Can this be forge welded to a piece of tool steel, as in san mai, to make a knife blade? What type of tool steel?
 
Rail track is already good knife steel 1070- 1080 ish
( meets federal specifications for rail track- sources of these documents available on line somewhere)

Yes it could be forge welded to make a San Mai layere billet


I would guess you want something with contrast.

416 stainless would be shiny
Wrought iron would be grey and patterny
 
Hi Clive,

The hammer-in is the first put on by the new Cape Breton Blacksmith Assoc. on Nov 6-7 at John McDonald's Forge out in back of Baddeck.
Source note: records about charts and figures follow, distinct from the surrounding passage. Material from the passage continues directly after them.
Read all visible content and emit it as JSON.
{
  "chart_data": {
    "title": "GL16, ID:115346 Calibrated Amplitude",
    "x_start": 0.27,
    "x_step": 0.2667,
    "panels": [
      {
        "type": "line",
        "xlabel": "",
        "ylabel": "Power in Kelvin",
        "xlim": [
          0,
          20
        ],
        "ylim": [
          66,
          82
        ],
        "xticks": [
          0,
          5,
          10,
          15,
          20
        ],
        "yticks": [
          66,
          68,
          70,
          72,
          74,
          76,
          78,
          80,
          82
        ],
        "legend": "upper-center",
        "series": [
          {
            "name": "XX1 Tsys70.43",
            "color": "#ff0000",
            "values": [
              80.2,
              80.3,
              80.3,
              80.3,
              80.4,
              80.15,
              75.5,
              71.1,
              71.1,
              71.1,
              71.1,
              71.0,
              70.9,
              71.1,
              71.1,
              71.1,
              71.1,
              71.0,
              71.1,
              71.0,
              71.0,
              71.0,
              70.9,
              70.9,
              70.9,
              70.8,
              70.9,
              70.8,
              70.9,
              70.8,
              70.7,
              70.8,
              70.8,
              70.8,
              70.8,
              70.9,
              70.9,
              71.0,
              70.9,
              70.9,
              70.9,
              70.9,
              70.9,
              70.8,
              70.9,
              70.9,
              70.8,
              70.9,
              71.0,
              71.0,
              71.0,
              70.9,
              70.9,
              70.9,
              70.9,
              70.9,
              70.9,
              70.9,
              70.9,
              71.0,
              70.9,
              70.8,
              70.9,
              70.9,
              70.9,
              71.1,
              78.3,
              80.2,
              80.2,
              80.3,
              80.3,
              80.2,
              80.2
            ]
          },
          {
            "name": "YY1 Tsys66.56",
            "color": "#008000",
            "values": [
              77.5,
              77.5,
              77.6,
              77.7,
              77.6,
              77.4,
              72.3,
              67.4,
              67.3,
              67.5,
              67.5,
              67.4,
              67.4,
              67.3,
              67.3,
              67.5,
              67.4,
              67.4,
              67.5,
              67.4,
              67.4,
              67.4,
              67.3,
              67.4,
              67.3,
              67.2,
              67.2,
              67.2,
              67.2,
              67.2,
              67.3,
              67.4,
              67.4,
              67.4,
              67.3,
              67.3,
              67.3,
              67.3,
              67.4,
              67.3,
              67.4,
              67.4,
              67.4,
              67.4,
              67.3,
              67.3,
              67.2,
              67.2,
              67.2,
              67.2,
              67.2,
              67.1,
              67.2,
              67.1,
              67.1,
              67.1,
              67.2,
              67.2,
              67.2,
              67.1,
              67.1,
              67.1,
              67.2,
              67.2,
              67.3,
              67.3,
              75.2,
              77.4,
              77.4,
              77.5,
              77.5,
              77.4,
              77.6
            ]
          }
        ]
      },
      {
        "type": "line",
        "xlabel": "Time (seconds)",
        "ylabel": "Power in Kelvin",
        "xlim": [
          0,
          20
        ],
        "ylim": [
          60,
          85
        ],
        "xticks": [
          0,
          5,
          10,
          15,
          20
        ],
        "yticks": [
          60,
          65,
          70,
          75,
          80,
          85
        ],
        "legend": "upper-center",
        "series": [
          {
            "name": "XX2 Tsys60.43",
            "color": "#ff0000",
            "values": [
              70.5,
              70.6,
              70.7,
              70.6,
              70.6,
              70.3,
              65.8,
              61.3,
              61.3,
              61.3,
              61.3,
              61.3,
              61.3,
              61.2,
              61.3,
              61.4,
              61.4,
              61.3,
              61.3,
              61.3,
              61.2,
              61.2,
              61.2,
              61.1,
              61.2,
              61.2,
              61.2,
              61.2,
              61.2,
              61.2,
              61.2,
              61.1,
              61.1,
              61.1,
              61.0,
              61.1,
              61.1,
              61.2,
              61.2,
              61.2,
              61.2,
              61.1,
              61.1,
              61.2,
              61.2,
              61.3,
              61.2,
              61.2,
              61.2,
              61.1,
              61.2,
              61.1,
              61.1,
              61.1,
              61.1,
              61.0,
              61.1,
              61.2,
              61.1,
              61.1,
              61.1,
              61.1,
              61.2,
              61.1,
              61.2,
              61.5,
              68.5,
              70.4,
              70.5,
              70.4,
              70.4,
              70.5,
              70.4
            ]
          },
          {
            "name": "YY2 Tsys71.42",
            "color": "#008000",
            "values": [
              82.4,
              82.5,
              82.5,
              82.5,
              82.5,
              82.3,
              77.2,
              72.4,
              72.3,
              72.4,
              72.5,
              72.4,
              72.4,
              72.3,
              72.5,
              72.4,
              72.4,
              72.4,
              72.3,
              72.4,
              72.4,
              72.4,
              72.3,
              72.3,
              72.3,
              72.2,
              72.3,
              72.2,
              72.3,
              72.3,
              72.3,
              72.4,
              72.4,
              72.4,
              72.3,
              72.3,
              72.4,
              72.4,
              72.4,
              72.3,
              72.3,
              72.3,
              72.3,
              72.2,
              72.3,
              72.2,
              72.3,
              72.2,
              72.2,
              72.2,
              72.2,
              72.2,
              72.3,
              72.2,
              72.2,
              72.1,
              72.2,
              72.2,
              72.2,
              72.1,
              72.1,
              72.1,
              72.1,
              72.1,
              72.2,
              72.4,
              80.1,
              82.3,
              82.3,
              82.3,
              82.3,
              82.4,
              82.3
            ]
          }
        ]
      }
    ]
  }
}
Come on over and join us. I'm told there'll be a bunch of folks there and it should be fun.

Here's the web site:
http://www.cbblacksmiths.com/
 
Does anyone know of any that are going to be a little closer? I would like to go to one but 5 hours is a little far for me.
 
this your typical rail steel.

the steel on the left is what we call "main line" steel , it is about 6 3/4 inches high. obviously made for mainline traffic.

the steel on the right is what we call "siding" steel, it is about 4 1/4 inches high.
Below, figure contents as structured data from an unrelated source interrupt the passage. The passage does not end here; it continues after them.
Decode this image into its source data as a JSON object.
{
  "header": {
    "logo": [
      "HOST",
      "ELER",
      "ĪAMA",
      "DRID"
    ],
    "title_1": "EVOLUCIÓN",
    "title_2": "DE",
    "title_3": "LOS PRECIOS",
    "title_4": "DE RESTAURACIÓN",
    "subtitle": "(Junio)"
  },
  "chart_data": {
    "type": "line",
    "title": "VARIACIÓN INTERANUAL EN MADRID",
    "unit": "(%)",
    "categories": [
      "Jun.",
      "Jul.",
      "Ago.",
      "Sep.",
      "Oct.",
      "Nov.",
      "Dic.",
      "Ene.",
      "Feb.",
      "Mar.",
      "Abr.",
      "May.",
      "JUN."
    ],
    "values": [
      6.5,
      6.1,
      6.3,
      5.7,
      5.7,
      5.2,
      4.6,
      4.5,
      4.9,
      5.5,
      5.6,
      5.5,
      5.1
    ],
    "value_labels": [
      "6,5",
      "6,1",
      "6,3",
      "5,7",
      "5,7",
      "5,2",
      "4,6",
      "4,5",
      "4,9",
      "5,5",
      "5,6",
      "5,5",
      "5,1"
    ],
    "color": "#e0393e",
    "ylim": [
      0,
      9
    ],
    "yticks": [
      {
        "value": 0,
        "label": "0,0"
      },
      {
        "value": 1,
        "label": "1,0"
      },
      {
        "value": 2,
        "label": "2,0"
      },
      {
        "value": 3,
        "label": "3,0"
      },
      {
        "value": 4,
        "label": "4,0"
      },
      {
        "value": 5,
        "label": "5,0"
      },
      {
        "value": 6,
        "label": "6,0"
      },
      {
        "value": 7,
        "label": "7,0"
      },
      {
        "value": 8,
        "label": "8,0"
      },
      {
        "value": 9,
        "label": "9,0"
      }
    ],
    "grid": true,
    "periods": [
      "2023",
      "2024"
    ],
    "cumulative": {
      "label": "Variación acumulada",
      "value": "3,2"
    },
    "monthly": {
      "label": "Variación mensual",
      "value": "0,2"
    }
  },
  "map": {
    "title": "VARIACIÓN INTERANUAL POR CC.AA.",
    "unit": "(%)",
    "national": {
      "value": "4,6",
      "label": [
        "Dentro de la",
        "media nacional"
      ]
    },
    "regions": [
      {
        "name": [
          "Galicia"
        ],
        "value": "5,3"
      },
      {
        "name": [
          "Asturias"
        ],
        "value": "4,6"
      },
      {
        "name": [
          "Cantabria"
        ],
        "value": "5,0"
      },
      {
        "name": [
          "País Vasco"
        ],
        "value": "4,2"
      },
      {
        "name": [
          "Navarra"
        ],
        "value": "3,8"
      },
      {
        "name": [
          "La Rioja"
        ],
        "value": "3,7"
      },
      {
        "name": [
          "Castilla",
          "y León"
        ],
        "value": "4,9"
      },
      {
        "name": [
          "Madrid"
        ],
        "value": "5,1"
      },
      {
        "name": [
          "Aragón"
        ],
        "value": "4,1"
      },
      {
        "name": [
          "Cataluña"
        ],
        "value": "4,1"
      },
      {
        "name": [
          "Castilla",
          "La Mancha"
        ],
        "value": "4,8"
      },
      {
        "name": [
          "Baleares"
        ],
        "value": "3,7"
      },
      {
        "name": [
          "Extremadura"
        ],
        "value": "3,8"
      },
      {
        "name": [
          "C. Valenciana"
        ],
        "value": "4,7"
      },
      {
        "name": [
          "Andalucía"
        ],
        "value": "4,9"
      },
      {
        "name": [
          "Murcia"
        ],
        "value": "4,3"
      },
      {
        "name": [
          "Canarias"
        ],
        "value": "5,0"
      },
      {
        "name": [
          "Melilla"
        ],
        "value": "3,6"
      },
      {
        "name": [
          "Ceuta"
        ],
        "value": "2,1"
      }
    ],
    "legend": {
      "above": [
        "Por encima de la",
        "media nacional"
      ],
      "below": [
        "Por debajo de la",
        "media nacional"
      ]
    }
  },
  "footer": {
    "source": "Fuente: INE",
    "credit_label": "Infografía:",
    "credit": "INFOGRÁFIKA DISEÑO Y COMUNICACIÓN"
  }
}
Railroad steel is made of C-.6, Sil- .15, Mag-.82. (there are some other smaller properties not worth mentioning)

there are other steels used on railroads. but this is typical. and probably covers 98% of what is available. you can get mainline rail steel at any large junk yard/steel re-manufacturing yard .



virgilio palmer

I also for got to mention, that it is a water quenching steel, but if you are afraid of water you can quench in oil.